Big sales-tax revenue loss projected


By Peter H. Milliken

milliken@vindy.com

YOUNGSTOWN

Ohio’s counties and transit authorities face big losses of sales-tax revenue due to a federally imposed ban on sales-tax collections tied to Medicaid managed care.

The U.S. Centers for Medicare and Medicaid Services has ruled that, beginning in July 2017, sales tax can no longer be targeted toward insurance companies under contract with the state to cover Medicaid.

Medicaid is a jointly funded, federal-state health insurance program for low-income and needy people.

The federal agency, which is part of the U.S. Department of Health and Human Services, said this tax on these Medicaid health-insuring corporations is an impermissible health care-related tax.

Mahoning County will lose $3.7 million annually for a 9.5 percent loss in its sales-tax revenue; Trumbull County, $2.7 million for a 10.6 percent loss; Columbiana County, $2.1 million for a 12.7 percent loss; and the Western Reserve Transit Authority, $823,578 for a 9.6 percent loss, according to the Ohio Department of Taxation.

Total sales-tax revenues distributed to those entities for 2015 were $38.8 million for Mahoning County; $25.9 million for Trumbull; $16.8 million for Columbiana; and $8.6 million for WRTA.

Statewide, the loss is projected to be $148 million in revenue to the 88 Ohio counties, which collectively received $2 billion in sales-tax revenues last year.

For eight transit authorities, including the Youngstown-based WRTA, the loss is projected at $33.6 million.
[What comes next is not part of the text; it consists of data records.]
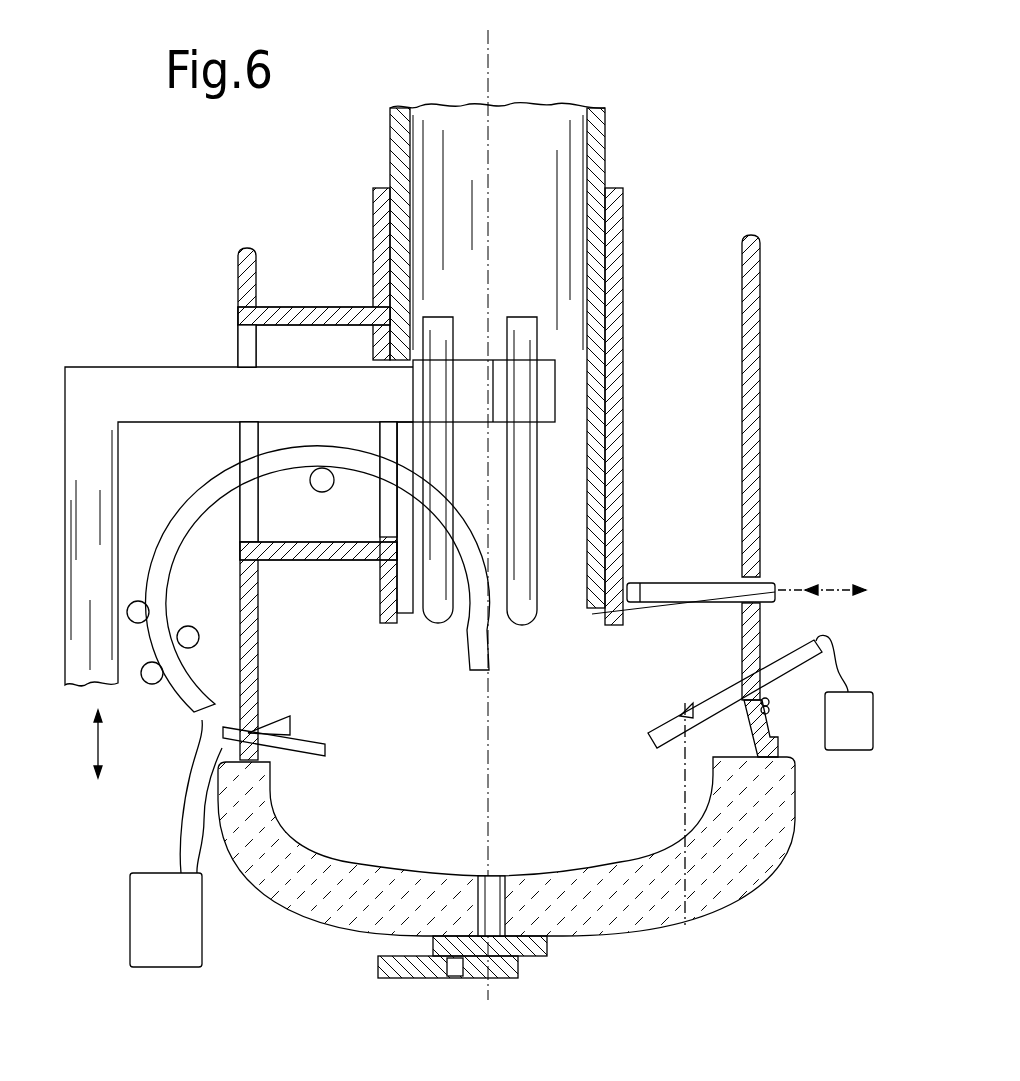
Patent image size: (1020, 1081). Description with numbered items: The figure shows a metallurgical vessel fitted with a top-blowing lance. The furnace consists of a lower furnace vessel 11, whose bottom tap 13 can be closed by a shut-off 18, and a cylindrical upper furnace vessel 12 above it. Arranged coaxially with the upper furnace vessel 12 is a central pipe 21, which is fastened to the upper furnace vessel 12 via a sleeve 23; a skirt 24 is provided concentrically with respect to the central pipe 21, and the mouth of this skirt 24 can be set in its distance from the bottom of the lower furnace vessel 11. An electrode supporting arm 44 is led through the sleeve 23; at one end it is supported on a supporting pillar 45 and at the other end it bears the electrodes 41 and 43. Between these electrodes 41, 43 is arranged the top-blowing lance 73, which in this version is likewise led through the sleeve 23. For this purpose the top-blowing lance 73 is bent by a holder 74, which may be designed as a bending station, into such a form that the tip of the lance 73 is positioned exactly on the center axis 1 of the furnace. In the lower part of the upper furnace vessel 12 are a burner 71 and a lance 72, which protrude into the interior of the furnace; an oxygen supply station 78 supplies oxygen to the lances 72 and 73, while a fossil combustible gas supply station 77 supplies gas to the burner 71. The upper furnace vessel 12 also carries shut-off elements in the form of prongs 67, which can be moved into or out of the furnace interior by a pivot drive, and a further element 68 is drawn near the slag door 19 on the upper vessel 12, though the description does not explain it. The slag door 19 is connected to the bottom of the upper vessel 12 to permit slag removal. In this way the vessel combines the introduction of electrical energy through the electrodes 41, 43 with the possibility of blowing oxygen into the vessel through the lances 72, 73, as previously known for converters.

The tube 1 is at (487, 163).
The central pipe 21 is at (627, 323).
The electrode 41 is at (440, 317).
The electrode 43 is at (520, 317).
The electrode supporting arm 44 is at (148, 385).
The supporting pillar 45 is at (85, 505).
The sleeve 23 is at (323, 560).
The top-blowing lance 73 is at (490, 670).
The holder 74 is at (320, 492).
The lance 72 is at (225, 736).
The oxygen supply station 78 is at (152, 945).
The lower furnace vessel 11 is at (783, 852).
The bottom tap 13 is at (503, 976).
The shut-off 18 is at (473, 978).
The upper furnace vessel 12 is at (760, 550).
The prongs 67 is at (660, 592).
The skirt 24 is at (822, 569).
The slag door 19 is at (775, 757).
The pivot 68 is at (759, 711).
The fossil combustible gas supply station 77 is at (845, 752).
The burner 71 is at (697, 848).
The authorities collectively received $451.7 million in sales-tax revenue last year.

“It’s a big number for all the counties,” said Ralph Meacham, Mahoning County auditor.

“This seems to be kind of a fluid situation. ... Counties are pushing back, looking for some relief” by lobbying legislators, he added.

“I’m not sure of the probability of success [in the lobbying effort], so we have to plan for the worst, which we will take on when we start the budgetary process for next year” this fall, Meacham said.

In a statement on behalf of the Mahoning County commissioners, their executive director, Audrey Tillis, said commissioners are aware of the issue and plan to meet with state legislators to discuss the potential impact to the county.

Carol Rimedio-Righetti, chairwoman of the commissioners, will ask the County Commissioners’ Association of Ohio to put this issue on its 2017 platform when she attends the association’s meeting next month, Tillis said.

Based on discussions with the association, Tillis said county officials don’t expect state officials to address this issue until they prepare early in 2017 for their next budget cycle.

“We’re not sure what’s going to happen yet,” said Columbiana County Auditor Nancy Milliken.

“The county commissioners are advising all departments in the general fund of cuts that are coming” because of the projected sales-tax loss, she said.

The Columbiana County Budget Commission has projected a net loss of $800,000 in the second half of 2017 based on the county’s being able to compensate in part for the expected sales-tax loss using other revenue sources, such as investment income, other state funding and some fines and fees, Milliken said.

That commission has projected that county’s general-fund revenue at $18.7 million for 2017.

Milliken projects a $3 million carryover from 2016 to next year, but she urged the commissioners not to appropriate that money until it’s absolutely necessary.

“We’re hoping that our carryover will help us through the year” 2017, she said.

“The state of Ohio, out of [its] rainy-day fund, should reimburse the counties for that lost sales tax,” said Adrian Biviano, Trumbull County auditor.

State officials were advised of the health care sales-tax issue two years ago in a letter from multiple officials of the U.S. Centers for Medicare and Medicaid Services.

Applying state taxes to Medicaid managed-care organizations, but not to all managed-care organizations, is impermissible, the federal officials said in a July 25, 2014, letter to state health and Medicaid officials.

CMS told Ohio to comply with that standard before the new state budget cycle begins in July 2017, or abolish the sales tax on Medicaid managed care.